Lenders repossessed 43,597 properties nationwide in March, the lowest since September 2007. U.S. bank repossessions in March decreased 3% from February and were down 21% from a year ago.
The Sunshine State was the leader in foreclosure activity: There were a total of 85,671 Florida properties with foreclosure filings in the first quarter, the most of any state and one in every 104 housing units – the nation's highest state foreclosure rate and nearly three times the national average of one in every 296 housing units.
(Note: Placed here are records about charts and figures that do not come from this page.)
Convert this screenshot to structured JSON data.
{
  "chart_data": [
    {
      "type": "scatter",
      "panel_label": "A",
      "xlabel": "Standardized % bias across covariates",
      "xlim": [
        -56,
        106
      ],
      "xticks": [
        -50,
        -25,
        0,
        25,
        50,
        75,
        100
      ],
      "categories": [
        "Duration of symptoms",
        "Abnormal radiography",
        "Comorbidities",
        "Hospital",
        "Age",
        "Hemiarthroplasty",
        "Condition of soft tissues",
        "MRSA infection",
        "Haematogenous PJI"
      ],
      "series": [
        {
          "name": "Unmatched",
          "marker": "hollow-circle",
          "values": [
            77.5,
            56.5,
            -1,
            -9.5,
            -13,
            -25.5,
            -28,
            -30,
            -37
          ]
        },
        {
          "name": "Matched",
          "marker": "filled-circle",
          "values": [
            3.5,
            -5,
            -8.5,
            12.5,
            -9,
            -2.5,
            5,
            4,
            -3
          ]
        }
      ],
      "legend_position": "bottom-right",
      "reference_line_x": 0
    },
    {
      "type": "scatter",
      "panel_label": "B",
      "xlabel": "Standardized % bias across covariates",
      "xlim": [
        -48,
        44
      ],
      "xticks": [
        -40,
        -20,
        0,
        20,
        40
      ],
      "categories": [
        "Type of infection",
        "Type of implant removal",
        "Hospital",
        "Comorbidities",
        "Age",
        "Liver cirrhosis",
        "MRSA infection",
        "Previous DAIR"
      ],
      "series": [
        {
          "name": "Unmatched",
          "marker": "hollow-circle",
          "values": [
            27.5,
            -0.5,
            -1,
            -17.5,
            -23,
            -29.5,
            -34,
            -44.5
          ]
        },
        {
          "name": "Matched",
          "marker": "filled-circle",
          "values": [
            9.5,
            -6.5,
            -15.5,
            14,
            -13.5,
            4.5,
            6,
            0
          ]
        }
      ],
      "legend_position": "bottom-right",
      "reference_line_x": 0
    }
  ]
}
Florida foreclosure activity in the first quarter increased 7% from the previous quarter and was up 17% from the first quarter of 2012.
‘Although the overall national foreclosure trend continues to head lower, late-blooming foreclosures are bolting higher in some local markets where aggressive foreclosure prevention efforts in previous years are wearing off,’ says Daren Blomquist, vice president at RealtyTrac. ‘Meanwhile, more recent foreclosure prevention efforts in other states have drastically increased the average time to foreclose, which could result in a similar outbreak of delayed foreclosures down the road in those states.’